De border heeft een afmeting van 2 x 25 meter. We verdeelden hem in vakken, gelijkbenige driehoeken met een basislengte van 3 meter. De driehoeken wisselen elkaar af: beurtelings met de punt of met de basis naar voren. Toen werd het kleurenschema vastgesteld. We begonnen met geel, dan via oranje naar rood tot donkerrood vervolgens naar purper en dan weer terug naar donkerrood, rood, oranje en geel. Door deze verdeling mengt de kleur van het ene vak zich heel geleidelijk met de kleur van het daaropvolgende. Om de felle kleuren van de Dahlia's enigszins te temperen werd hier en daar de grijsbladige Artemisia ludoviciana 'Silver Queen' toegevoegd. Langs de randen plantten we de siergrassen Molinia caerulea 'Moorhexe' en Carex buchananii en tussen de Dahlia's Chasmantium latifolium (plataar). Als contrast met de ronde vormen van de bloemen van de Dahlia's kozen we kleinbloemige gladiolen en Crocosmia's.

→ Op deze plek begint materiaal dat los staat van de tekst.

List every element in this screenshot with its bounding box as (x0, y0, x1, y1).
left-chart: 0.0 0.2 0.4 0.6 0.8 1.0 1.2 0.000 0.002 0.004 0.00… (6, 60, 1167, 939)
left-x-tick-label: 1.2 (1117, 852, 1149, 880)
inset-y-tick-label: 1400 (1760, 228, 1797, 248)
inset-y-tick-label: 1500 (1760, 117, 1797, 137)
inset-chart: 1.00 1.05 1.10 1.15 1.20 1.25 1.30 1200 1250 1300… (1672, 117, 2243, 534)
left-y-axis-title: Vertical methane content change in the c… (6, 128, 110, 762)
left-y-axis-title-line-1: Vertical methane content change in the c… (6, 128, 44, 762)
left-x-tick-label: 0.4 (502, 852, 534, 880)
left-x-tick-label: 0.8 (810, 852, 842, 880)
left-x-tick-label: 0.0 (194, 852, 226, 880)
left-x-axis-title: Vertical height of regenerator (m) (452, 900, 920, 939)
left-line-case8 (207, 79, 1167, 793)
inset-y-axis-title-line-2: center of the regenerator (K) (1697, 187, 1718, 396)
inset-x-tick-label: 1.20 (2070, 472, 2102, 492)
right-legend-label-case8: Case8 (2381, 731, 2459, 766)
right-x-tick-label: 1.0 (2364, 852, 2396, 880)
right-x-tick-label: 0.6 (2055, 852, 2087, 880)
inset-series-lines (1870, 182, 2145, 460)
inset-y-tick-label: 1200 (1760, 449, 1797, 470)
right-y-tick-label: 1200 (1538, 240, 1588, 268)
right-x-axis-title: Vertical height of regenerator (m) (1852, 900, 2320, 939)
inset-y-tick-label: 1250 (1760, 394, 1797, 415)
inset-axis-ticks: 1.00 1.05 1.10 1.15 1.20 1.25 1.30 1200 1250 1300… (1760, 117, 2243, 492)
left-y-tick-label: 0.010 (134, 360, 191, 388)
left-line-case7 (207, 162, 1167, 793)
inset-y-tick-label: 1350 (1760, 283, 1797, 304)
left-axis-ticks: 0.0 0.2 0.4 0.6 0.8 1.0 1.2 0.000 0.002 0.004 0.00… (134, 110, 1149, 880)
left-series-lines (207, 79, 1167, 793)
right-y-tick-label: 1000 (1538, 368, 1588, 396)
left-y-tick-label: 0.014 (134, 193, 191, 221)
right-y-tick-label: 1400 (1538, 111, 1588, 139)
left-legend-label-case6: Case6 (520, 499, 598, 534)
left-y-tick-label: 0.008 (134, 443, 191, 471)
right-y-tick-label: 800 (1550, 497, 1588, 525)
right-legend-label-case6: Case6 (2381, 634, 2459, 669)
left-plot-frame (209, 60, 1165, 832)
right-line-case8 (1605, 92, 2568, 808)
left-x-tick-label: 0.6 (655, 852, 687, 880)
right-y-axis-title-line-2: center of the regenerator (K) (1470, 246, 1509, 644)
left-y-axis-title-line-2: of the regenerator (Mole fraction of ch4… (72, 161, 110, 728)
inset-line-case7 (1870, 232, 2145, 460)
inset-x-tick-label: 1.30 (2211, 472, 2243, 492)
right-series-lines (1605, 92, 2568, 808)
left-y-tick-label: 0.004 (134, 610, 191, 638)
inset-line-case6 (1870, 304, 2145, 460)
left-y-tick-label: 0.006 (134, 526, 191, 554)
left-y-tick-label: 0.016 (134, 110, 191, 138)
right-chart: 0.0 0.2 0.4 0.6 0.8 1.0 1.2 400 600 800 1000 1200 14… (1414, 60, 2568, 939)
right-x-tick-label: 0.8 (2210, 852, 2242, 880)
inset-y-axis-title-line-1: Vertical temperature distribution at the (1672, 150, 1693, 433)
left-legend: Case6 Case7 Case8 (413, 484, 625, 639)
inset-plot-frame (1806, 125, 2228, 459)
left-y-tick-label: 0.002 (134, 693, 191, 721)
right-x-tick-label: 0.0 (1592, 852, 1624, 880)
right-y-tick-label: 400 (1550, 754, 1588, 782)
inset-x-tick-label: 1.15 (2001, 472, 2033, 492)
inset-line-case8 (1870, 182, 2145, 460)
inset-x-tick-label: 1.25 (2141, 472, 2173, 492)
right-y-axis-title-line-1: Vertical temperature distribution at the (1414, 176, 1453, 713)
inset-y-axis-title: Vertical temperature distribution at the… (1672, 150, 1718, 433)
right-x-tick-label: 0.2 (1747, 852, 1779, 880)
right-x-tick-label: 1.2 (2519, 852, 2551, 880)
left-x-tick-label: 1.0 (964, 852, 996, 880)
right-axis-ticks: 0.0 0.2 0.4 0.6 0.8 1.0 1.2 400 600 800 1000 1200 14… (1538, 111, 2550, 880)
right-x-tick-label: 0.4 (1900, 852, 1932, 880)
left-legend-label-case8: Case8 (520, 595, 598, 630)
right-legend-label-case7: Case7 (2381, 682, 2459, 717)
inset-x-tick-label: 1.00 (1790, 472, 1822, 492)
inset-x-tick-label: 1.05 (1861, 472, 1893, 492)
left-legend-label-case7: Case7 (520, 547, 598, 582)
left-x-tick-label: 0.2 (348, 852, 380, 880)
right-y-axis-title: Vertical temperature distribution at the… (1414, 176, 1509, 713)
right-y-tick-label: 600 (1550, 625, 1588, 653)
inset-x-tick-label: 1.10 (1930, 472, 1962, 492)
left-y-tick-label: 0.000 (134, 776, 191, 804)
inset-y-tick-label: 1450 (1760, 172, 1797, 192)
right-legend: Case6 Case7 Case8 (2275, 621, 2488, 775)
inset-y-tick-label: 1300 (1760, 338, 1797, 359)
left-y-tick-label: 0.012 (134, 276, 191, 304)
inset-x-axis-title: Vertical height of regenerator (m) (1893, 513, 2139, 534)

De Dahlia's werden besteld, begin april opgepot en in de broeitunnel gezet. Half mei toen de kans op nachtvorst voorbij was zetten we de planten in de border. Het waren al flinke, sterke planten die niet meer door slakken belaagd werden. Eind juni begonnen ze te bloeien. De goudgele grassen in de bloemenweide vormden een schitterende achtergrond voor de kleurige bloemen in de Dahlia border. De siergrassen in de border bleken minder succesvol. Siergrassen ontwikkelen zich aanvankelijk niet zo snel en ze bleken niet opgewassen tegen de enorme groeikracht van de Dahlia's. Ook Artemisia en Crocosmia hadden moeite de groeisnelheid van de Dahlia's bij te houden.
Het schema van de overlopende kleuren bleek op papier gewilliger dan in werkelijkheid. Het geel vormde geïsoleerde plekken die moeilijk opgingen in het geheel en het sprong er nogal heftig uit. Een verrassing was het roze van Dahlia 'Honka Surprise' die we geleverd kregen onder de naam 'Marie Schnugg'. Eerst was de teleurstelling groot toen we ontdekten dat het niet de bestelde donkerrode enkelbloemige sterdahlia bleek te zijn. Al gauw zagen wij dat de toevoeging van het subtiele roze eerder een aanwinst was. Omgeven door donkerrood en purper kwam er licht in de donkere vakken.
Het daarop volgende jaar hebben we zowel 'Marie Schnugg' als 'Honka Surprise' toegepast. Het geel werd uit de Dahliacollectie geschrapt en vervangen door venkel, die wat groeikracht betreft gelijkwaardig aan Dahlia's is. De siergrassen zijn gedeeltelijk vervangen; het brede blad van Chasmanthium latifolium leverde niet genoeg contrast op met het blad en de bloemen van de Dahlia's. Hiervoor in de plaats plantten we Panicum virgatum 'Rotstrahlbusch' die eerder bloeit en hoger wordt. Artemisia leverde het tweede jaar al flinke planten op en vormde een prachtige omlijsting voor de grote kleurige Dahliabloemen, maar heeft de neiging te woekeren met wortel uitlopers.
In oktober worden de wortelknollen opgerooid, gedroogd en vorstvrij opgeslagen. De siergrassen en vaste planten blijven staan en het is een kleine moeite de Artemisia na de winter weer als handzame plant terug te zetten. Ook de Crocosmia's waren het tweede jaar flink gegroeid en de bloemen kwamen hier en daar al boven de Dahlia's uit.
Geduld blijkt een onmisbare eigenschap voor de tuinier, zelfs bij het aanleggen van een Dahlia border.